[lbo-talk] Re: Groups Democracy and Constitutional Rights)

Carrol Cox cbcox at ilstu.edu
Fri Aug 20 12:28:01 PDT 2004


andie nachgeborenen wrote:
>
> To underline the Rawlsian point I made in an earlier post:
> the core thing about liberalism is that being rightr doesn't
> decide the matter. You have to be procedurally correct too,
> and in fact, procedural correctness trumps. The people have
> a right to make mistakes, terrible mistakes, and to be
> desperately wrong. And we left wing lunatics have a duty,
> which can only be based on the fact that we really
> are right, to fight them when they are wrong, and try to
> change the democratic consensus. What else is there to do
> or say?

I'm going to repeat an argument (or perhaps speculation) from some months ago.

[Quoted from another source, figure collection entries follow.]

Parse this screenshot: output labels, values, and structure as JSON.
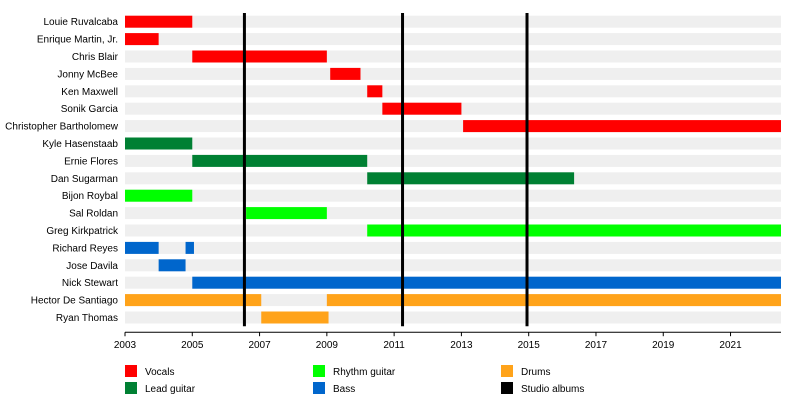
{
  "chart_data": {
    "type": "timeline",
    "title": "",
    "xlabel": "",
    "ylabel": "",
    "xlim": [
      2003,
      2022.5
    ],
    "x_ticks": [
      2003,
      2005,
      2007,
      2009,
      2011,
      2013,
      2015,
      2017,
      2019,
      2021
    ],
    "grid": "alternating row bands",
    "legend_position": "bottom",
    "members": [
      "Louie Ruvalcaba",
      "Enrique Martin, Jr.",
      "Chris Blair",
      "Jonny McBee",
      "Ken Maxwell",
      "Sonik Garcia",
      "Christopher Bartholomew",
      "Kyle Hasenstaab",
      "Ernie Flores",
      "Dan Sugarman",
      "Bijon Roybal",
      "Sal Roldan",
      "Greg Kirkpatrick",
      "Richard Reyes",
      "Jose Davila",
      "Nick Stewart",
      "Hector De Santiago",
      "Ryan Thomas"
    ],
    "roles": [
      {
        "key": "vocals",
        "label": "Vocals",
        "color": "#ff0000"
      },
      {
        "key": "lead",
        "label": "Lead guitar",
        "color": "#008033"
      },
      {
        "key": "rhythm",
        "label": "Rhythm guitar",
        "color": "#00ff00"
      },
      {
        "key": "bass",
        "label": "Bass",
        "color": "#0066cc"
      },
      {
        "key": "drums",
        "label": "Drums",
        "color": "#ffa31a"
      },
      {
        "key": "albums",
        "label": "Studio albums",
        "color": "#000000"
      }
    ],
    "bars": [
      {
        "member": 0,
        "role": "vocals",
        "start": 2003.0,
        "end": 2005.0
      },
      {
        "member": 1,
        "role": "vocals",
        "start": 2003.0,
        "end": 2004.0
      },
      {
        "member": 2,
        "role": "vocals",
        "start": 2005.0,
        "end": 2009.0
      },
      {
        "member": 3,
        "role": "vocals",
        "start": 2009.1,
        "end": 2010.0
      },
      {
        "member": 4,
        "role": "vocals",
        "start": 2010.2,
        "end": 2010.65
      },
      {
        "member": 5,
        "role": "vocals",
        "start": 2010.65,
        "end": 2013.0
      },
      {
        "member": 6,
        "role": "vocals",
        "start": 2013.05,
        "end": 2022.5
      },
      {
        "member": 7,
        "role": "lead",
        "start": 2003.0,
        "end": 2005.0
      },
      {
        "member": 8,
        "role": "lead",
        "start": 2005.0,
        "end": 2010.2
      },
      {
        "member": 9,
        "role": "lead",
        "start": 2010.2,
        "end": 2016.35
      },
      {
        "member": 10,
        "role": "rhythm",
        "start": 2003.0,
        "end": 2005.0
      },
      {
        "member": 11,
        "role": "rhythm",
        "start": 2006.6,
        "end": 2009.0
      },
      {
        "member": 12,
        "role": "rhythm",
        "start": 2010.2,
        "end": 2022.5
      },
      {
        "member": 13,
        "role": "bass",
        "start": 2003.0,
        "end": 2004.0
      },
      {
        "member": 13,
        "role": "bass",
        "start": 2004.8,
        "end": 2005.05
      },
      {
        "member": 14,
        "role": "bass",
        "start": 2004.0,
        "end": 2004.8
      },
      {
        "member": 15,
        "role": "bass",
        "start": 2005.0,
        "end": 2022.5
      },
      {
        "member": 16,
        "role": "drums",
        "start": 2003.0,
        "end": 2007.05
      },
      {
        "member": 16,
        "role": "drums",
        "start": 2009.0,
        "end": 2022.5
      },
      {
        "member": 17,
        "role": "drums",
        "start": 2007.05,
        "end": 2009.05
      }
    ],
    "studio_albums": [
      2006.55,
      2011.25,
      2014.95
    ]
  }
}
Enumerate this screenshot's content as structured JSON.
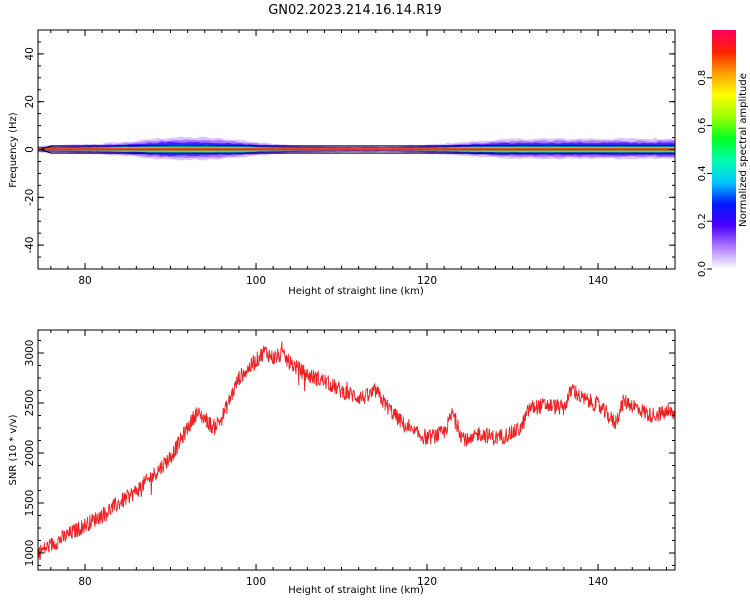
{
  "figure": {
    "title": "GN02.2023.214.16.14.R19"
  },
  "chart_data": [
    {
      "type": "heatmap",
      "title": "GN02.2023.214.16.14.R19",
      "xlabel": "Height of straight line (km)",
      "ylabel": "Frequency (Hz)",
      "xlim": [
        74.5,
        149
      ],
      "ylim": [
        -50,
        50
      ],
      "x_ticks": [
        80,
        100,
        120,
        140
      ],
      "y_ticks": [
        -40,
        -20,
        0,
        20,
        40
      ],
      "x_tick_labels": [
        "80",
        "100",
        "120",
        "140"
      ],
      "y_tick_labels": [
        "-40",
        "-20",
        "0",
        "20",
        "40"
      ],
      "colorbar": {
        "label": "Normalized spectral amplitude",
        "range": [
          0.0,
          1.0
        ],
        "ticks": [
          0.0,
          0.2,
          0.4,
          0.6,
          0.8
        ],
        "tick_labels": [
          "0.0",
          "0.2",
          "0.4",
          "0.6",
          "0.8"
        ],
        "colors": [
          "#ffffff",
          "#b07cff",
          "#4b00ff",
          "#0018ff",
          "#00c8ff",
          "#00ffb0",
          "#00ff20",
          "#9cff00",
          "#ffff00",
          "#ffa000",
          "#ff2000",
          "#ff0060"
        ]
      },
      "band": {
        "center_hz": 0,
        "profile_x": [
          74.5,
          78,
          82,
          86,
          88,
          90,
          92,
          94,
          96,
          98,
          100,
          104,
          110,
          116,
          120,
          124,
          128,
          132,
          136,
          140,
          144,
          149
        ],
        "half_width_hz": [
          1.5,
          2.0,
          2.5,
          3.5,
          4.5,
          5.0,
          5.0,
          5.0,
          4.5,
          4.0,
          3.0,
          2.0,
          1.5,
          1.5,
          2.0,
          3.0,
          4.0,
          4.5,
          4.5,
          4.5,
          4.5,
          4.5
        ]
      }
    },
    {
      "type": "line",
      "xlabel": "Height of straight line (km)",
      "ylabel": "SNR (10 * v/v)",
      "xlim": [
        74.5,
        149
      ],
      "ylim": [
        830,
        3230
      ],
      "x_ticks": [
        80,
        100,
        120,
        140
      ],
      "y_ticks": [
        1000,
        1500,
        2000,
        2500,
        3000
      ],
      "x_tick_labels": [
        "80",
        "100",
        "120",
        "140"
      ],
      "y_tick_labels": [
        "1000",
        "1500",
        "2000",
        "2500",
        "3000"
      ],
      "series_color": "#ee2020",
      "noise_amplitude": 80,
      "series": [
        {
          "x": [
            74.5,
            76,
            78,
            80,
            82,
            84,
            86,
            88,
            90,
            91,
            92,
            93,
            94,
            95,
            96,
            97,
            98,
            100,
            101,
            102,
            103,
            104,
            106,
            108,
            110,
            112,
            113,
            114,
            115,
            116,
            118,
            120,
            122,
            123,
            124,
            125,
            126,
            128,
            130,
            131,
            132,
            134,
            136,
            137,
            138,
            140,
            142,
            143,
            144,
            146,
            148,
            149
          ],
          "y": [
            1000,
            1080,
            1180,
            1280,
            1380,
            1500,
            1620,
            1780,
            1960,
            2100,
            2250,
            2400,
            2350,
            2250,
            2350,
            2550,
            2750,
            2920,
            3020,
            2950,
            2980,
            2900,
            2780,
            2720,
            2620,
            2560,
            2560,
            2620,
            2500,
            2400,
            2220,
            2150,
            2200,
            2400,
            2180,
            2100,
            2200,
            2150,
            2200,
            2250,
            2450,
            2480,
            2450,
            2650,
            2550,
            2480,
            2300,
            2520,
            2480,
            2380,
            2400,
            2400
          ]
        }
      ]
    }
  ]
}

Justin has argued, somewhat persuasively, that the Communist (self-labelled Marxist) Movement is dead, and that when the left arises again it will be with different slogans and different banners. (This isn't quite accurate, but I think it is true to the general thrust of Justin's position.)

Let's assume that is accurate.

But The Communist Movement was only _one_ of three major movements of the last 150 years.

The Second was Social Democracy (when it still aimed, at least in principle, at Socialism).

The Third was, for lack of a better description, The Liberal Movement (which I will define here as social democracy minus the aim at socialism).

And it seems clear to me that Justin's argument that Communism failed applies with equal force to Liberalism and Social Democracy.

[Certainly, of the three Communism contributed the most to positive gain around the world in the last century (and was even indirectly responsible for most or all the gains made by liberal or social-democratic movements).]

And surely, if we go just by the empirical facts of the last 30 years -- what Justin offers as the core of Liberalism ("You have to be procedurally correct too, and in fact, procedural correctness trumps.") has suffered defeats at least as deep as has Communism. (Social Democracy has one and only one victory to its credit, so far as I know, in an area as peripheral as Laos -- i.e. in Sweden; and that has pretty much degenerated into nothing more than a pleasant liberal regime.) The New Deal is dead and the Great Society never really got started. Atlee's England is as dead as Stalin's USSR.

If the empirical defeat of Communism is evidence for the impossiblity of Communism, then surely the defeats of Social Democracy and Liberalism are equal evidence for the impossibility of either of those routes.

Carrol

P.S. It seems to me that the death toll of the 20th century is pretty good evidence for what I would see as the core of any marxism: the absolute incompatibility of capitalism and human survival. (The belief that Socialism is possible is strictly secondary.)